Dieser Kampfmuss sich zugleich gestalten als der eines Einzelnen gegen einen totalitären Herrschaftsapparat. Die Kritik der Ideologie repetiert so ein ihrerseits ideologisch geprägtes Narrativ: dass des einzelnen Vorkämpfers für eine bessere Welt, der sich den Widerungen eines totalitären Staates erfolgreich entgegensetzen kann. Die Stärke der Vorlage von Moore&Loyd besteht gerade darin, zumindest etwas an dieser oft genutzten Blaupause zu rütteln. Der eine Held V ist seinerseits allgemeines Prinzip: er entindividualisiert sich. Sein Gesicht ziert die Maske eines anderen, als dessen Doppelgänger er sich inszeniert und zugleich die Möglichkeit vorbereitet, seinerseits unendlich kopiert zu werden. Nicht anders seine Sprache, die, gespickt mit Zitaten, jene Kultur erinnert, die der Faschismus verdrängen muss, und sei es auch seine eigene. Neben dem Kapitel von Karl Marx und Morus’ Utopie findet sich auch Hitlers Mein Kampf in V’s Bücherregal. Die Erinnerung an dieses Erbe impliziert also keine moralische oder anderweitige Verpflichtung, aus der sich umgekehrt eine Verantwortung Vs gegenüber bestimmten Werten rechtfertigen ließe.

Das Leben V’s als Individuum ist so nur das der Idee als Umsturz,
Lloyd&Moore: Vor for Vendetta (New York 1995) S.41
des unabgegoltenen Vergangenen einer es leugnenden Gegenwart. Und damit ist es nicht bereits auch der Entwurf einer lebenswüridgeren Zukunft: Die Revolution, die V auf den Weg bringt, kann er nicht über den Umsturz hinausbegleiten. Der Tod seines Gegenspielers ist zugleich sein eigener. V Gewalt ist rechtszersetzend, nicht aber rechtsetzend, seine neue Liebe die Anarchie. Das Ende der faschistischen Herrschaft ist deshalb noch nicht der Beginn einer neuen und besseren – und ungeklärt bleibt, ob nicht ihrerseits eine neue Iteration von Guy Fawkes notwendig wird.

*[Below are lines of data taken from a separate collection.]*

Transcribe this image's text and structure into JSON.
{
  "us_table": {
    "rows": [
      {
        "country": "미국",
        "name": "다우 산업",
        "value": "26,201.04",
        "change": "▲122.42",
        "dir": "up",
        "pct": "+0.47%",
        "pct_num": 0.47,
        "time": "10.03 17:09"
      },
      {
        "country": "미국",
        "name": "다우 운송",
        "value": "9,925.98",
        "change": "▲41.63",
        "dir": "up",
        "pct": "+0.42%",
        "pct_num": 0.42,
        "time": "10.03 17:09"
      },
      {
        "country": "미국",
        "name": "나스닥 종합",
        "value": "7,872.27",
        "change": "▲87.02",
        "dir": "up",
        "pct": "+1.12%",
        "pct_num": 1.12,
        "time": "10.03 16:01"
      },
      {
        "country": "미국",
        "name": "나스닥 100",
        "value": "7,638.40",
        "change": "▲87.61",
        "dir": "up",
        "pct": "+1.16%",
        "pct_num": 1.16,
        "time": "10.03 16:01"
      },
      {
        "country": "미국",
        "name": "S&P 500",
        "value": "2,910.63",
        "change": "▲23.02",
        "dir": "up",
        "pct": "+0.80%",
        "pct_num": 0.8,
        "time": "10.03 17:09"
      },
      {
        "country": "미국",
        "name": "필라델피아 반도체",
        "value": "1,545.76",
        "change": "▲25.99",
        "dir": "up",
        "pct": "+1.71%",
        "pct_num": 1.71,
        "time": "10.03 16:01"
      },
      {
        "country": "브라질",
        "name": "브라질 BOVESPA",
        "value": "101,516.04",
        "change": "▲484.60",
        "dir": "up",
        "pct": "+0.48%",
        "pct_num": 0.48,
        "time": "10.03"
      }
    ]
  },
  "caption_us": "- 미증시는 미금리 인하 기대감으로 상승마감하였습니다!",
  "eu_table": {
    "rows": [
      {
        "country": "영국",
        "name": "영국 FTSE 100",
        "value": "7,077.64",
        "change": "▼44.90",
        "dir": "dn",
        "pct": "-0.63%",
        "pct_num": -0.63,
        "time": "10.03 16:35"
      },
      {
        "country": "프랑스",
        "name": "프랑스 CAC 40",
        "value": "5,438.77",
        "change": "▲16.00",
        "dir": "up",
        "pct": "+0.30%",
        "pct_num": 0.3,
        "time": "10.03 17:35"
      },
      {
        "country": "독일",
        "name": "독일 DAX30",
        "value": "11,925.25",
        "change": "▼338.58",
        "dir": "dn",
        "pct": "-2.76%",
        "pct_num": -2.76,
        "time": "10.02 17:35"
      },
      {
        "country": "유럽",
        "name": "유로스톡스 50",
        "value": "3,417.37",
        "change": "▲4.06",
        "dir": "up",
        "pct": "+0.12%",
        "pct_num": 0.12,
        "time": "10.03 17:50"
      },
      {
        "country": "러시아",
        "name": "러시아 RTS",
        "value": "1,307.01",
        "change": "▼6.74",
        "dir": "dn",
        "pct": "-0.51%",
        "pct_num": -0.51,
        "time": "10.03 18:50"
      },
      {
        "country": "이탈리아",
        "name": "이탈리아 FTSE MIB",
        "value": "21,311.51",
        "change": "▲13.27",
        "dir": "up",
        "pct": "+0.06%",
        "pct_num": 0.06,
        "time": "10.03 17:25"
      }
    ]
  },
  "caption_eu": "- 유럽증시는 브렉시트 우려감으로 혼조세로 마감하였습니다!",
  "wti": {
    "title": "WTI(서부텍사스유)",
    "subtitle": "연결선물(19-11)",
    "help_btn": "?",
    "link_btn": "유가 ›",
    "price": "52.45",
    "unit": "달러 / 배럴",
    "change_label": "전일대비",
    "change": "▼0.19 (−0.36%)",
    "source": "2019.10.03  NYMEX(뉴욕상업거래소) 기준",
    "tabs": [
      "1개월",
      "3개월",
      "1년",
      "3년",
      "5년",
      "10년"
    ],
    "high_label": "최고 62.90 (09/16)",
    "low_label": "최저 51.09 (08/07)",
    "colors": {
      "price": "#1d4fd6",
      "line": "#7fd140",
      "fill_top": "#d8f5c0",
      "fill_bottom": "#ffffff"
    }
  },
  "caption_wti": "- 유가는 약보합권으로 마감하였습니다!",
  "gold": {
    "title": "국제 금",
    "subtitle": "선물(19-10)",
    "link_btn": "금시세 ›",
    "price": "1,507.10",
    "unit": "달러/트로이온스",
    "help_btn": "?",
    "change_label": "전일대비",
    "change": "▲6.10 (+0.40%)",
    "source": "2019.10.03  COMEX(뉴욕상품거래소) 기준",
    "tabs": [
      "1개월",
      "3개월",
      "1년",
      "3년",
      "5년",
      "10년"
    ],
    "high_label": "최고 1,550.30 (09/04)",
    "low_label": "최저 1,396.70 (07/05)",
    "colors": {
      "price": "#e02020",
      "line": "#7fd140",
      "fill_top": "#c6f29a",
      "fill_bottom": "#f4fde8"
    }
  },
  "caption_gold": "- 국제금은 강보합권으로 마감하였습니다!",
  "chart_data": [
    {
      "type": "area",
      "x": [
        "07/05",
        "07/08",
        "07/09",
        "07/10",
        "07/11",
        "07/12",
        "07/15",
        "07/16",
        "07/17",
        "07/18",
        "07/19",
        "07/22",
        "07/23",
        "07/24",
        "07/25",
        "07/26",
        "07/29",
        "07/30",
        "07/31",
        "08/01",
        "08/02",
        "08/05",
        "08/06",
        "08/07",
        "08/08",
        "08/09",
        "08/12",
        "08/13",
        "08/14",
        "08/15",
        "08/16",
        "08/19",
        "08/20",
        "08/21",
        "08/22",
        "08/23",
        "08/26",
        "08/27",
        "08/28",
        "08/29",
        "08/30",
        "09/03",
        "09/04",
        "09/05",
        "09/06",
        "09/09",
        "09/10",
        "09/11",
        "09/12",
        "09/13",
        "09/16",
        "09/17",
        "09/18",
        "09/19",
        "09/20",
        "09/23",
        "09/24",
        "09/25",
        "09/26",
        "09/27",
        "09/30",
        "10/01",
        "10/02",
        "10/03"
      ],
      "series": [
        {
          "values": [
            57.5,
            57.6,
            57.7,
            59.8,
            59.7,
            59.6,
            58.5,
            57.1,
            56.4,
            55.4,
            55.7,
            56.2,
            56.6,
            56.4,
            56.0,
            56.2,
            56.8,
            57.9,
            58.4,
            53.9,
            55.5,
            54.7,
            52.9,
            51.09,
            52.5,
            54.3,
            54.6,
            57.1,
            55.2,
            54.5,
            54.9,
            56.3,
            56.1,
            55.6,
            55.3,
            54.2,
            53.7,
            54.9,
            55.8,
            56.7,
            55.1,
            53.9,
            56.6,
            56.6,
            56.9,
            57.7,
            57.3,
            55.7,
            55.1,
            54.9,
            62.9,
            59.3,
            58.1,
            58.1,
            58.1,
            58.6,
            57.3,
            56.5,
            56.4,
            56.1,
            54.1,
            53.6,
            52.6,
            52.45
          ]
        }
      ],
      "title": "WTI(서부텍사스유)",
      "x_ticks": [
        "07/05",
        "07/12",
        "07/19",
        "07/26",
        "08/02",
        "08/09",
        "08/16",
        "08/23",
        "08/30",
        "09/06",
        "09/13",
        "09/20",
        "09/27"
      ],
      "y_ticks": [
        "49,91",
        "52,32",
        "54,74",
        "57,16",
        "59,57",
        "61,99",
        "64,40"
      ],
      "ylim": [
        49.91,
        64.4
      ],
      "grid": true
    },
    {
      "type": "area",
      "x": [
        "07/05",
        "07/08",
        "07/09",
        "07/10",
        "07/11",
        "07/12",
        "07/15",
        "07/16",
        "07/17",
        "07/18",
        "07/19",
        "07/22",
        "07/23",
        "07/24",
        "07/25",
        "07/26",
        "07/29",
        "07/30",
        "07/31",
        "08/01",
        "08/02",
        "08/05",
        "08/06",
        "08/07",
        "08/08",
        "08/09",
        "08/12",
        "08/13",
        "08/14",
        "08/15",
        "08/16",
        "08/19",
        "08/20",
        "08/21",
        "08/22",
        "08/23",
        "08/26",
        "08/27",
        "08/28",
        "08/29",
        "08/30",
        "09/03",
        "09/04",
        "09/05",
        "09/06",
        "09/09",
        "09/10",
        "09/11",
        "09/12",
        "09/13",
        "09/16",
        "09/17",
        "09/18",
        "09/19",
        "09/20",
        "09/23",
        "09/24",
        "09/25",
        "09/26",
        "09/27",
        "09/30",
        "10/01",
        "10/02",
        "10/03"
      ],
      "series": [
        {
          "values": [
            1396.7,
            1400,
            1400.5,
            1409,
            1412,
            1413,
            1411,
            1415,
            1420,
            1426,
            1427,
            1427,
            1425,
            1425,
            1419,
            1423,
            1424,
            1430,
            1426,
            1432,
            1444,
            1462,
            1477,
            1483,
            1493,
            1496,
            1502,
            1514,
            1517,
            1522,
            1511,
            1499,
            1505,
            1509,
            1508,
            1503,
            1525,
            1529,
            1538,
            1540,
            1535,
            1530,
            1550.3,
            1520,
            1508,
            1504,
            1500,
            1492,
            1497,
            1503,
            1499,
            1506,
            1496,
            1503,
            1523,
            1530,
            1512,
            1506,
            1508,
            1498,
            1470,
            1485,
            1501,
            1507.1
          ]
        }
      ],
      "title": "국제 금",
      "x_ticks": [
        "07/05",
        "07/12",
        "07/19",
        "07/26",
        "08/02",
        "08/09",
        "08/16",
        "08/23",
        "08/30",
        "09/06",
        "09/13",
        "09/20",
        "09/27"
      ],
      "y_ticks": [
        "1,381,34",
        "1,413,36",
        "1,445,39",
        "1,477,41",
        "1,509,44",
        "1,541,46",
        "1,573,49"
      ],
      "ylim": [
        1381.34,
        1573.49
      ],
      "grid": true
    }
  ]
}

Interpretationen, wie die Wolfgang M. Schmitts (Filmanalyse: Die GameStop-Rebellion: V wie Vendetta), die hier eine weitere Varianton des Kampfes David gegen Goliath suchen, greifen zu kurz. Mehr gesehen hat da Žižek, wenn er für V for Vendetta 2 seine eigene Mutter, und damit ein entschiedenes Stück seiner eigenen Vergangenheit, feilbietet :

Žižek: I’m ready to sell my mother into slavery for a film called V for Vendetta part 2. (0:50)

2.

Die Rechte der Vergangenheit, der V entkommt, kann er nur einklagen, indem er die von der Gegenwart falsifizierten Zeugen seinerseits falsifiziert: Die Sprengung der Justitia ist nötig, weil die von ihr dargestellte Gerechtigkeit längst nirgends mehr zu finden ist. In so verkehrter Welt birgt die unberührte Standhaftigkeit eines Denkmals nur mehr dafür, dass Beliebiges ›gerecht‹ genannt werden, und dem Souverän hier – wie von Hobbes erträumt – auch die Macht der Definition zukommt. Ambiguität des Zeichens, die auf die Maske ebenso übertragen wird, und die die Maske ihrerseits dem Film entfremdet hat. Heute tragen Viele Guy-Fawkes-Masken.

Wie Comic und Film damit spielen, zeigt sich in zwei Szenen: Die Wachowskis inszenieren einen Sketch des mutigen Kabarettisten, Gordon Deitrich, gespielt von Stephen Fry, dessen Pointe darin liegt, den Kanzler und V jeweils als Schafe/Wölfe im Fell/Pelz des anderen zu inszenieren. Die Szene ersetzt die stärksten Comicstrips: diejenigen, die das geheuchelte Gebet des Priesters mit dem Weg Vs überblenden, der sich zu dessen Hinrichtung aufmacht.

Maskenspiele. Im Comic (S.53) und im Film (© Warner Bros/DC Comics).

Dieser und die anderen Morde, auch das eine Pointe des Comics, haben nicht zuletzt die Aufgabe, Vs eigene Vergangenheit zu eliminieren, genauer: all diejenigen Zeitzeugen zu töten, die ihn als Person, nicht als Symbol erkennen. Gerade dieser Tendenz arbeitet der Film entgegen: V erscheint, als sei er wirklich auf einer persönlichen Vendetta, persönlich auch in der Motivation.

Nicht nur das. V liebt auch noch. Aber ist wie ist Eveys Namen zu lesen? Als »a-V« – ein V, Wiederholung des Wiederholers – oder als der der Person Evey?

3.

Der Film entscheidet dies und transponiert die Verhältnisse in eine, der Vorlage unbekannte, dem Genre aber nur zu bekannte Liebesbeziehung, zwischen zwei *Personen*: Evey und V. Dass Evey im Film, im Unterschied zum Comic, als selbstbewusste und ihrerseits aufgeklärte Frau gezeichnet wird, ist einerseits begrüßenswert, verharmlost andererseits aber gerade den Einfluss totalitärer Staaten auf die Konstitution ihrer Subjekte; bei Loyd&Moore begrüßt V Evey frei von Charme und keineswegs nonchalant als “slave”. Treffend für eine Minderjährige, die ausgespart bleibende Umstände in die Prostitution gezwungen haben.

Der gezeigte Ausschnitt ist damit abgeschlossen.